Consider the following precautions applied to the forced machine deletion policy:

  • Use the forced machine deletion only if either graceful or unsafe machine deletion fails.

  • If the forced machine deletion fails at any step, the LCM Controller removes the finalizer anyway.

  • Before starting the forced machine deletion, back up the related Machine resource:

    kubectl get machine -n <projectName> <machineName> -o json > deleted_machine.json

Delete a machine from a cluster using CLI

  1. Carefully read the machine deletion precautions.

  2. Log in to the host where your management cluster kubeconfig is located and where kubectl is installed.

  3. For the bare-metal provider, ensure that the machine being deleted is not a Ceph Monitor. If it is, migrate the Ceph Monitor to keep the odd number quorum of Ceph Monitors after the machine deletion. For details, see Move Ceph Monitor before node replacement.

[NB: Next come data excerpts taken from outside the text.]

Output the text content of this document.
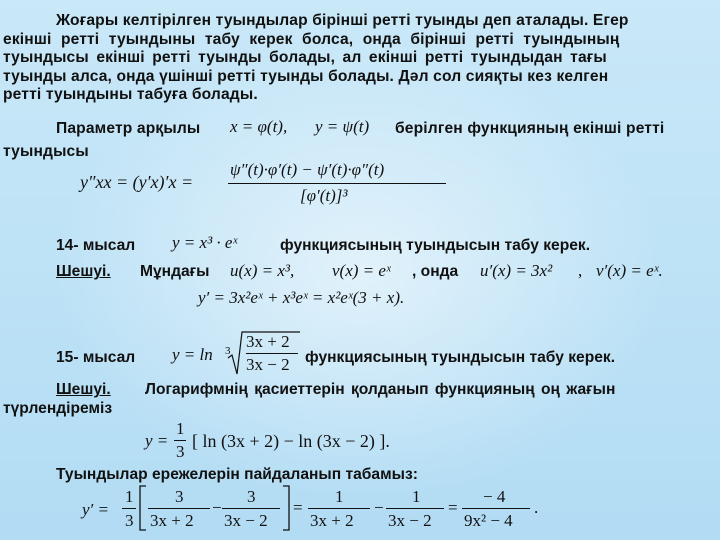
Жоғары келтірілген туындылар бірінші ретті туынды деп аталады. Егер
екінші ретті туындыны табу керек болса, онда бірінші ретті туындының
туындысы екінші ретті туынды болады, ал екінші ретті туындыдан тағы
туынды алса, онда үшінші ретті туынды болады. Дәл сол сияқты кез келген
ретті туындыны табуға болады.
Параметр арқылы x = φ(t), y = ψ(t) берілген функцияның екінші ретті
туындысы
y″xx = (y′x)′x =
ψ″(t)·φ′(t) − ψ′(t)·φ″(t)
[φ′(t)]³
14- мысал y = x³ · eˣ	функциясының туындысын табу керек.
Шешуі. Мұндағы u(x) = x³, v(x) = eˣ , онда u′(x) = 3x² , v′(x) = eˣ.
y′ = 3x²eˣ + x³eˣ = x²eˣ(3 + x).
15- мысал y = ln 3 3x + 2
3x − 2 функциясының туындысын табу керек.
Шешуі. Логарифмнің қасиеттерін қолданып функцияның оң жағын
түрлендіреміз
y =
1
3
[ ln (3x + 2) − ln (3x − 2) ].
Туындылар ережелерін пайдаланып табамыз:
y′ =
1
3
3
3x + 2
−
3
3x − 2
=
1
3x + 2
−
1
3x − 2
=
− 4
9x² − 4
.
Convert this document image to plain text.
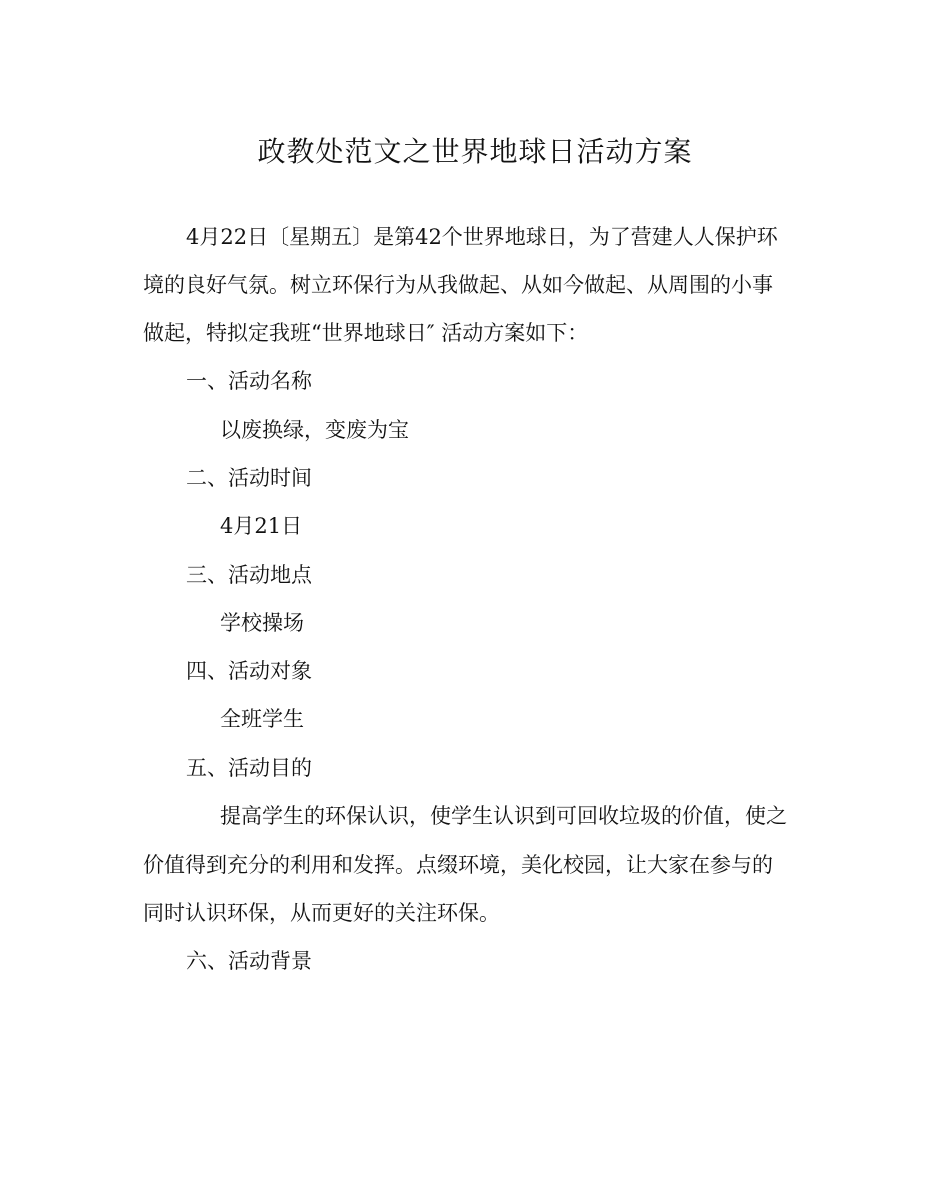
政教处范文之世界地球日活动方案
4月22日〔星期五〕是第42个世界地球日，为了营建人人保护环
境的良好气氛。树立环保行为从我做起、从如今做起、从周围的小事
做起，特拟定我班“世界地球日″ 活动方案如下：
一、活动名称
以废换绿，变废为宝
二、活动时间
4月21日
三、活动地点
学校操场
四、活动对象
全班学生
五、活动目的
提高学生的环保认识，使学生认识到可回收垃圾的价值，使之
价值得到充分的利用和发挥。点缀环境，美化校园，让大家在参与的
同时认识环保，从而更好的关注环保。
六、活动背景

  4. Select from the following options:

    • Recommended. In the providerSpec.value section of the Machine object, set delete to true:

      kubectl patch machines.cluster.k8s.io -n <projectName> <machineName> --type=merge -p '{"spec":{"providerSpec":{"value":{"delete":true}}}}'

      Replace the parameters enclosed in angle brackets with the corresponding values.

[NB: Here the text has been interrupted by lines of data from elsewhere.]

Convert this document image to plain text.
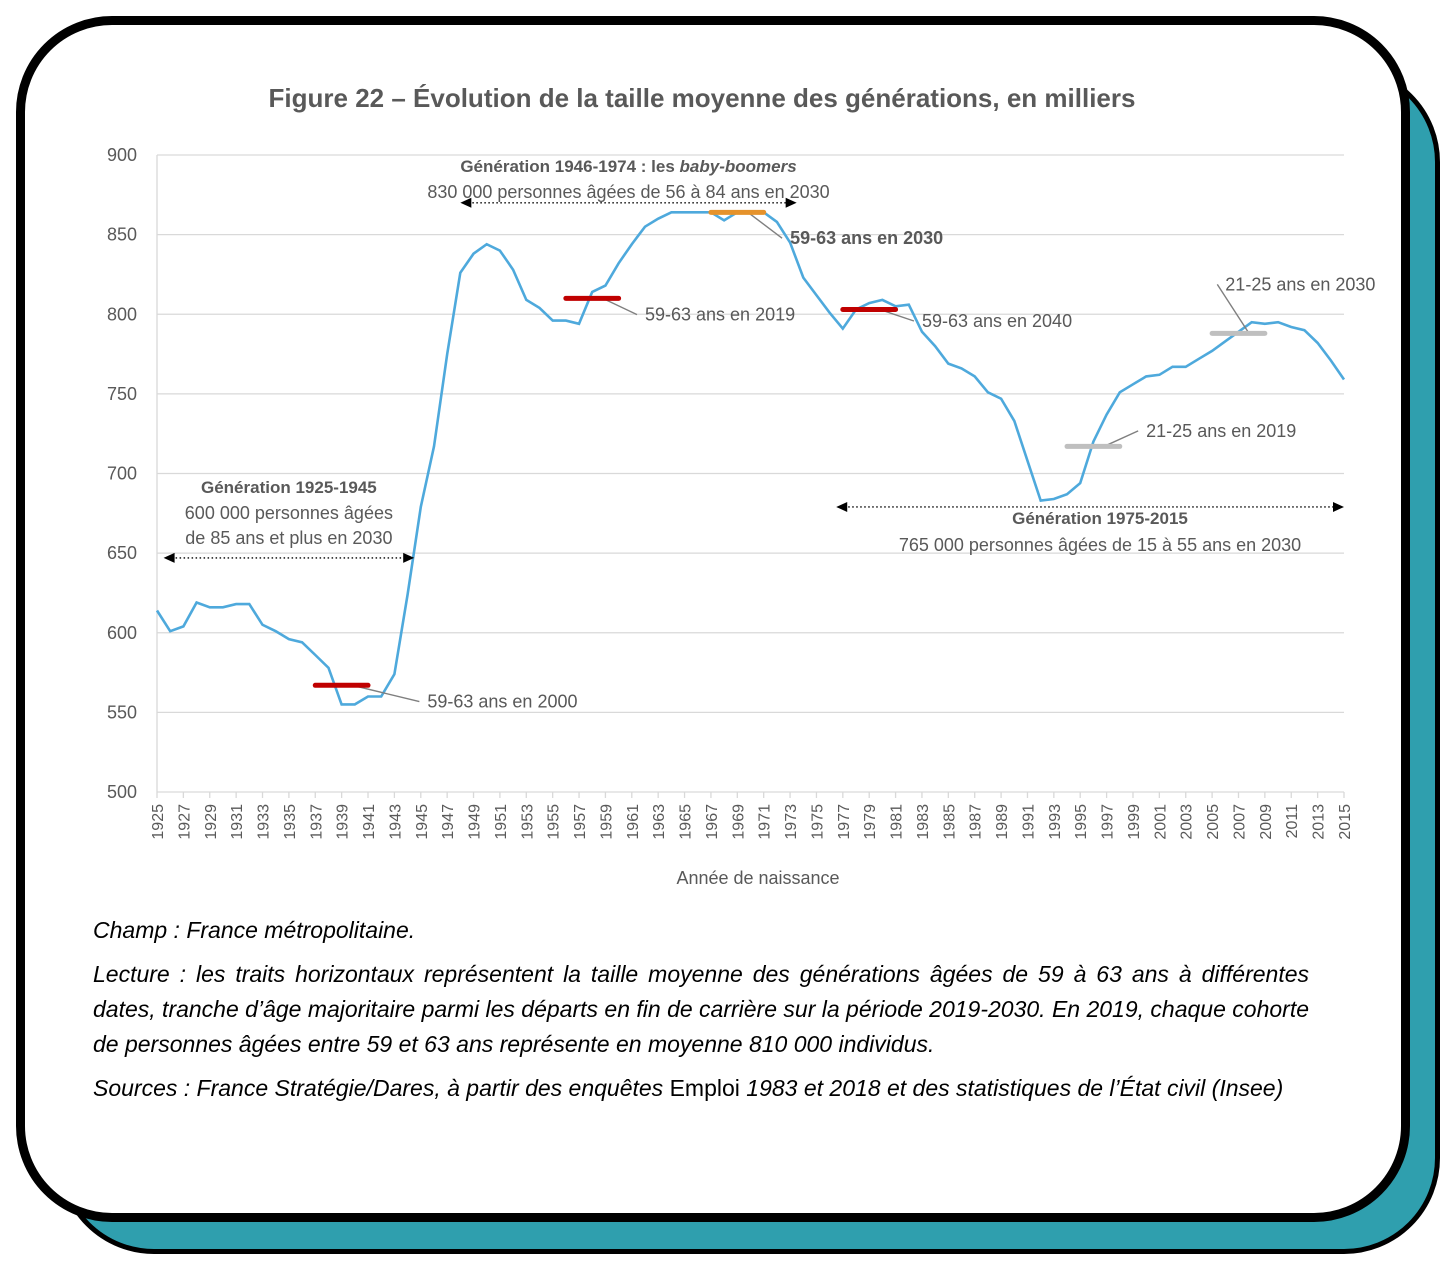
Figure 22 – Évolution de la taille moyenne des générations, en milliers
500
550
600
650
700
750
800
850
900
1925 1927 1929 1931 1933 1935 1937 1939 1941 1943 1945 1947 1949 1951 1953 1955 1957 1959 1961 1963 1965 1967 1969 1971 1973 1975 1977 1979 1981 1983 1985 1987 1989 1991 1993 1995 1997 1999 2001 2003 2005 2007 2009 2011 2013 2015
59-63 ans en 2000
59-63 ans en 2019
59-63 ans en 2030
59-63 ans en 2040
21-25 ans en 2019
21-25 ans en 2030
Génération 1925-1945
600 000 personnes âgées
de 85 ans et plus en 2030
Génération 1946-1974 : les baby-boomers
830 000 personnes âgées de 56 à 84 ans en 2030
Génération 1975-2015
765 000 personnes âgées de 15 à 55 ans en 2030
Année de naissance

Champ : France métropolitaine.

Lecture : les traits horizontaux représentent la taille moyenne des générations âgées de 59 à 63 ans à différentes dates, tranche d’âge majoritaire parmi les départs en fin de carrière sur la période 2019-2030. En 2019, chaque cohorte de personnes âgées entre 59 et 63 ans représente en moyenne 810 000 individus.

Sources : France Stratégie/Dares, à partir des enquêtes Emploi 1983 et 2018 et des statistiques de l’État civil (Insee)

    • Delete the Machine object.

      kubectl delete machines.cluster.k8s.io -n <projectName> <machineName>

    After a successful unsafe or graceful machine deletion, the resources allocated to the machine are automatically freed up.

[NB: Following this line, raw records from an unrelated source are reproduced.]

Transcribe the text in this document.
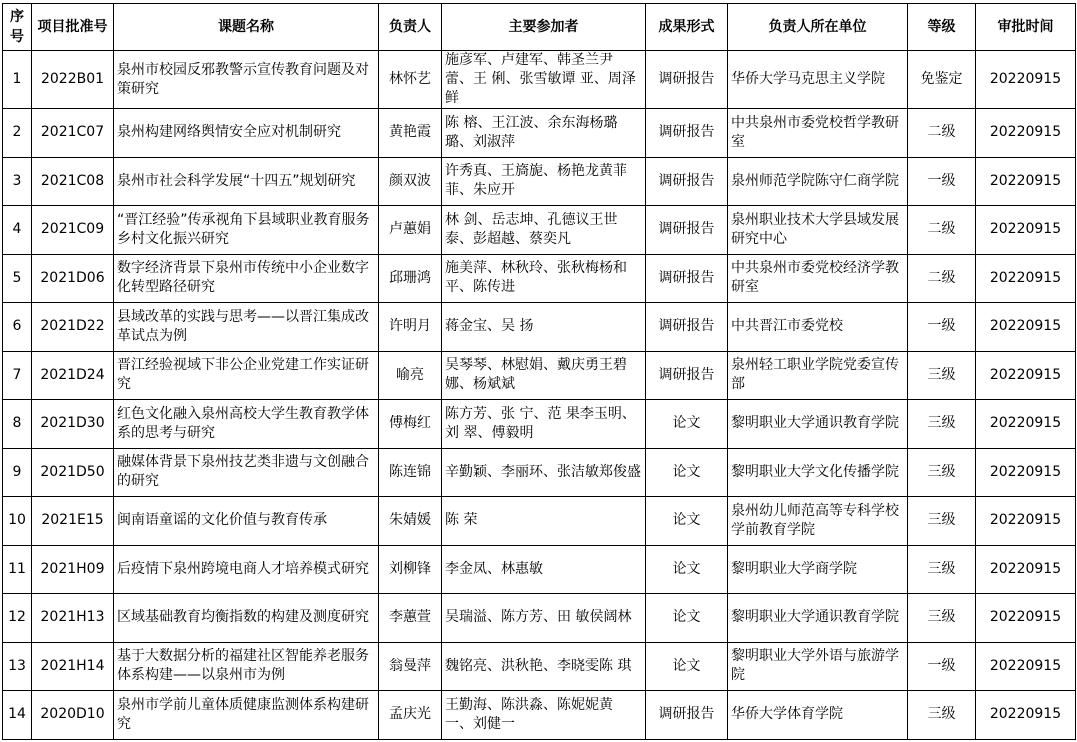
序号	项目批准号	课题名称	负责人	主要参加者	成果形式	负责人所在单位	等级	审批时间
1	2022B01	泉州市校园反邪教警示宣传教育问题及对策研究	林怀艺	施彦军、卢建军、韩圣兰尹 蕾、王 俐、张雪敏谭 亚、周泽鲜	调研报告	华侨大学马克思主义学院	免鉴定	20220915
2	2021C07	泉州构建网络舆情安全应对机制研究	黄艳霞	陈 榕、王江波、余东海杨璐璐、刘淑萍	调研报告	中共泉州市委党校哲学教研室	二级	20220915
3	2021C08	泉州市社会科学发展“十四五”规划研究	颜双波	许秀真、王旖旎、杨艳龙黄菲菲、朱应开	调研报告	泉州师范学院陈守仁商学院	一级	20220915
4	2021C09	“晋江经验”传承视角下县域职业教育服务乡村文化振兴研究	卢蕙娟	林 剑、岳志坤、孔德议王世泰、彭超越、蔡奕凡	调研报告	泉州职业技术大学县域发展研究中心	二级	20220915
5	2021D06	数字经济背景下泉州市传统中小企业数字化转型路径研究	邱珊鸿	施美萍、林秋玲、张秋梅杨和平、陈传进	调研报告	中共泉州市委党校经济学教研室	二级	20220915
6	2021D22	县域改革的实践与思考——以晋江集成改革试点为例	许明月	蒋金宝、吴 扬	调研报告	中共晋江市委党校	一级	20220915
7	2021D24	晋江经验视域下非公企业党建工作实证研究	喻亮	吴琴琴、林慰娟、戴庆勇王碧娜、杨斌斌	调研报告	泉州轻工职业学院党委宣传部	三级	20220915
8	2021D30	红色文化融入泉州高校大学生教育教学体系的思考与研究	傅梅红	陈方芳、张 宁、范 果李玉明、刘 翠、傅毅明	论文	黎明职业大学通识教育学院	三级	20220915
9	2021D50	融媒体背景下泉州技艺类非遗与文创融合的研究	陈连锦	辛勤颖、李丽环、张洁敏郑俊盛	论文	黎明职业大学文化传播学院	三级	20220915
10	2021E15	闽南语童谣的文化价值与教育传承	朱婧媛	陈 荣	论文	泉州幼儿师范高等专科学校学前教育学院	三级	20220915
11	2021H09	后疫情下泉州跨境电商人才培养模式研究	刘柳锋	李金凤、林惠敏	论文	黎明职业大学商学院	三级	20220915
12	2021H13	区域基础教育均衡指数的构建及测度研究	李蕙萱	吴瑞溢、陈方芳、田 敏侯阔林	论文	黎明职业大学通识教育学院	三级	20220915
13	2021H14	基于大数据分析的福建社区智能养老服务体系构建——以泉州市为例	翁曼萍	魏铭亮、洪秋艳、李晓雯陈 琪	论文	黎明职业大学外语与旅游学院	一级	20220915
14	2020D10	泉州市学前儿童体质健康监测体系构建研究	孟庆光	王勤海、陈洪淼、陈妮妮黄 一、刘健一	调研报告	华侨大学体育学院	三级	20220915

  5. If you applied the forced machine deletion, verify that all machine resources are freed up. Otherwise, manually clean up resources:

    1. Log in to the host that contains the management cluster kubeconfig and jq installed.

    2. If the deleted machine was located on the MOSK cluster, delete the Ceph node as described in Remove a Ceph node.

    3. Obtain the BareMetalHost object that relates to the deleted machine:

      BMH=$(jq -r '.metadata.annotations."metal3.io/BareMetalHost"| split("/") | .[1]' deleted_machine.json)

    4. Delete the BareMetalHost credentials:

      kubectl delete secret -n <projectName> <machineName>-user-data

    5. Deprovision the related bare-metal host object:

      kubectl patch baremetalhost -n <projectName> ${BMH} --type merge --patch '{"spec": {"image": null, "userData": null}}'
kubectl patch baremetalhostinventories -n <projectName> ${BMH} --type merge --patch '{"spec": {"online":false}}'
kubectl patch baremetalhost -n <projectName> ${BMH} --type merge --patch '{"spec": {"consumerRef": null}}'

  6. Strongly recommended. Back up MKE as described in Create backups of Mirantis Kubernetes Engine.

    Since the procedure above modifies the cluster configuration, a fresh backup is required to restore the cluster in case further reconfigurations fail.

    Important

    Because the MKE restoration process is complicated, we strongly recommend contacting Mirantis support for assistance.

    If you still decide to restore MKE from a backup on your own, you must scale down helm-controller on the cluster being restored if the MKE version of the affected cluster after the restore will differ from the MKE version in the ClusterRelease object that is set in MOSK Cluster objects in the management cluster:

    • If you are restoring MKE on a management cluster: before starting the restore, scale down helm-controller on each affected MOSK cluster. This prevents unintended Ceph and OpenStack downgrades on MOSK clusters after the management cluster is restored.

    • If you are restoring MKE on a MOSK cluster: immediately after the restore completes, scale down helm-controller. Because the restore rolls the cluster back to an older release, this prevents it from triggering a premature upgrade of Helm releases.